PICO framework examples for medical researchers
Example: Population: adults with type 2 diabetes; Intervention: GLP-1 receptor agonists; Comparison: standard care or placebo; Outcome: HbA1c change or cardiovascular events.
Build one concept block per PICO element. Synonyms and spellings go inside parentheses with OR; blocks combine with AND. This structure is what librarians mean by a "bulletproof" PubMed strategy.
- Population block: disease terms + MeSH + free-text variants.
- Intervention block: drug class + brand names + trial filters if needed.
- Outcome block: often optional at search stage; apply at screening instead.
Why your systematic review search strategy is too broad
Common causes: single-keyword searches, missing study-type limits where appropriate, no exclusion concepts, and importing every database hit without deduplication.
If PubMed returns tens of thousands of records, your protocol may be fine. However, your search strings need tightening before anyone opens an abstract.
How to refine your PubMed search strategy using a Generative AI co-researcher
Meta-analysis360 generates an initial PubMed string from your planning text, then lets you amend and propagate changes across related database blocks. The LLM acts as an additional reviewer to estimate counts before import so you know whether to narrow further.
Pair search refinement with Generative AI screening when you already exported a large library. Fix forward for updates, and triage what you have now with increased speed and quality.
“A search that returns 40,000 records is not a victory: it is a planning problem. PICO structuring and count checks before export prevent teams from drowning in screening.”

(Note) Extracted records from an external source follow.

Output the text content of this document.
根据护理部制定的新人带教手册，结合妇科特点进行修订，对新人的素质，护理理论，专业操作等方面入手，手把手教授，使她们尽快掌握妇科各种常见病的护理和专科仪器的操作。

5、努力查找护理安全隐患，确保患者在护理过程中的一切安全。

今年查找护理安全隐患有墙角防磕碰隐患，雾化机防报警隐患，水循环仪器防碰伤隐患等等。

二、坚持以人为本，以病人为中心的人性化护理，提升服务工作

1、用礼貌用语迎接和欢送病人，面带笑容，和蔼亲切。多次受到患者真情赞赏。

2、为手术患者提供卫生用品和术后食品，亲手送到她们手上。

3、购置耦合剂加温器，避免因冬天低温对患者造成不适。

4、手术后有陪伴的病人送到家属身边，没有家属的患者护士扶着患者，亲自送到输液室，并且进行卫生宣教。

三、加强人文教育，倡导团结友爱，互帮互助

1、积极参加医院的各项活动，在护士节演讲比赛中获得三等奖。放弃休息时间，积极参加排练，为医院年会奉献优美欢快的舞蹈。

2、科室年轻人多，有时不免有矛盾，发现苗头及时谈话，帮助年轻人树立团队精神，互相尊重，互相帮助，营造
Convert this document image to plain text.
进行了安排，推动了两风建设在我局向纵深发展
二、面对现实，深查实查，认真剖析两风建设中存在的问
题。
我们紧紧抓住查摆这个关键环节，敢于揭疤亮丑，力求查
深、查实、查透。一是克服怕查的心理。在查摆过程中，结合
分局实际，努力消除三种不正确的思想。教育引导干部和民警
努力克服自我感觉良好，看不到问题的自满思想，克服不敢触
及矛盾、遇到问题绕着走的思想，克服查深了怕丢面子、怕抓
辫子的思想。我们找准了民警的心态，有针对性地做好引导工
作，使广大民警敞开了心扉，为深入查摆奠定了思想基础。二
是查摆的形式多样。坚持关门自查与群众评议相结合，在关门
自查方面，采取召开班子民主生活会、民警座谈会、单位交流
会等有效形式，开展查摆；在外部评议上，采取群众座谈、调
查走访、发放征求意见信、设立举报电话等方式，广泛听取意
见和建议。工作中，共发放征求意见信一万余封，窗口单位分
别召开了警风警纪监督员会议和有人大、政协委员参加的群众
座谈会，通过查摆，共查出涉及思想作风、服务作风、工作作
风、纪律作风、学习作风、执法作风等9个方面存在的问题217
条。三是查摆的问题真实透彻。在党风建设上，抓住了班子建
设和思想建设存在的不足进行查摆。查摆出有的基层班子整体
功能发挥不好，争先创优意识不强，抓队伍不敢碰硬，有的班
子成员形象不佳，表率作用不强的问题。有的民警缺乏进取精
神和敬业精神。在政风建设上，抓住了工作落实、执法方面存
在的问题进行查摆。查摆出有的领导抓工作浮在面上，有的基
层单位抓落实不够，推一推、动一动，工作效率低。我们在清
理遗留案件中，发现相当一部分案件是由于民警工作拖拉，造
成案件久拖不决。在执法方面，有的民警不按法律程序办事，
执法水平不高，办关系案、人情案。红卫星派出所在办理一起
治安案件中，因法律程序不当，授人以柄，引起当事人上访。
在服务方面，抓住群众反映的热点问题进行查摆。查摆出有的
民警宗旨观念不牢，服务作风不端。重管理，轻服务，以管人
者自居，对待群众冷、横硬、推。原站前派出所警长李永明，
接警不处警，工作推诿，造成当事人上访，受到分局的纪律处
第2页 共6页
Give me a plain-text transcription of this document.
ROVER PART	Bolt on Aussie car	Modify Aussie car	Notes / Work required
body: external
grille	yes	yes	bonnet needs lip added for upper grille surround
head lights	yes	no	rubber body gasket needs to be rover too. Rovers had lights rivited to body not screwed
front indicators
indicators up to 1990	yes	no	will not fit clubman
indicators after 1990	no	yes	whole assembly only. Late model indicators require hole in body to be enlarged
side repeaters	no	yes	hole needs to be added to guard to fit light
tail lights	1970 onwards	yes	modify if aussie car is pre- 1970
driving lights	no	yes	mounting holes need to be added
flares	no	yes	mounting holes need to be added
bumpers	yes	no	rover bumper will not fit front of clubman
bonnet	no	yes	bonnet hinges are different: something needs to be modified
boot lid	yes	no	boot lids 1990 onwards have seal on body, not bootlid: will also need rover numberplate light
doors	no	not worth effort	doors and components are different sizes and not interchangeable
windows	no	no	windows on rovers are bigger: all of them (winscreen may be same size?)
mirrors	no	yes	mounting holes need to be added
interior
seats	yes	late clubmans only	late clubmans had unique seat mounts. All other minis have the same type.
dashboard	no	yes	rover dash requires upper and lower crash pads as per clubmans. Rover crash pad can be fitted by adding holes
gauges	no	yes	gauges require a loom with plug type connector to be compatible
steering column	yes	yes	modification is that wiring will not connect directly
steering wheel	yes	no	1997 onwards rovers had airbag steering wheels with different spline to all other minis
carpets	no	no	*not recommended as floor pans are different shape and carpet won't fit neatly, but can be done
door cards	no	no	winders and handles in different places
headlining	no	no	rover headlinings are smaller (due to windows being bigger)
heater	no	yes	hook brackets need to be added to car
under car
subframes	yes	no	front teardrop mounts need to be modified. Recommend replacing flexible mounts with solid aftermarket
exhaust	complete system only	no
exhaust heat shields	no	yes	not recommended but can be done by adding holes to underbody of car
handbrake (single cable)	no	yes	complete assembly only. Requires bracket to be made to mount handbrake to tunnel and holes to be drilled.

Generate and refine PubMed search strings
Turn your PICO into amendable database strings and estimate result counts before import.
Common questions
Should I limit to RCTs in PubMed?
Only if your protocol restricts study design. Over-filtering at search can miss eligible quasi-experimental or observational studies. Match limits to your PROSPERO eligibility.
How many results is too many?
There is no universal cutoff: it depends on team size and timeline. If dual manual screening would exceed your deadline, refine the search or plan AI-assisted first-pass screening.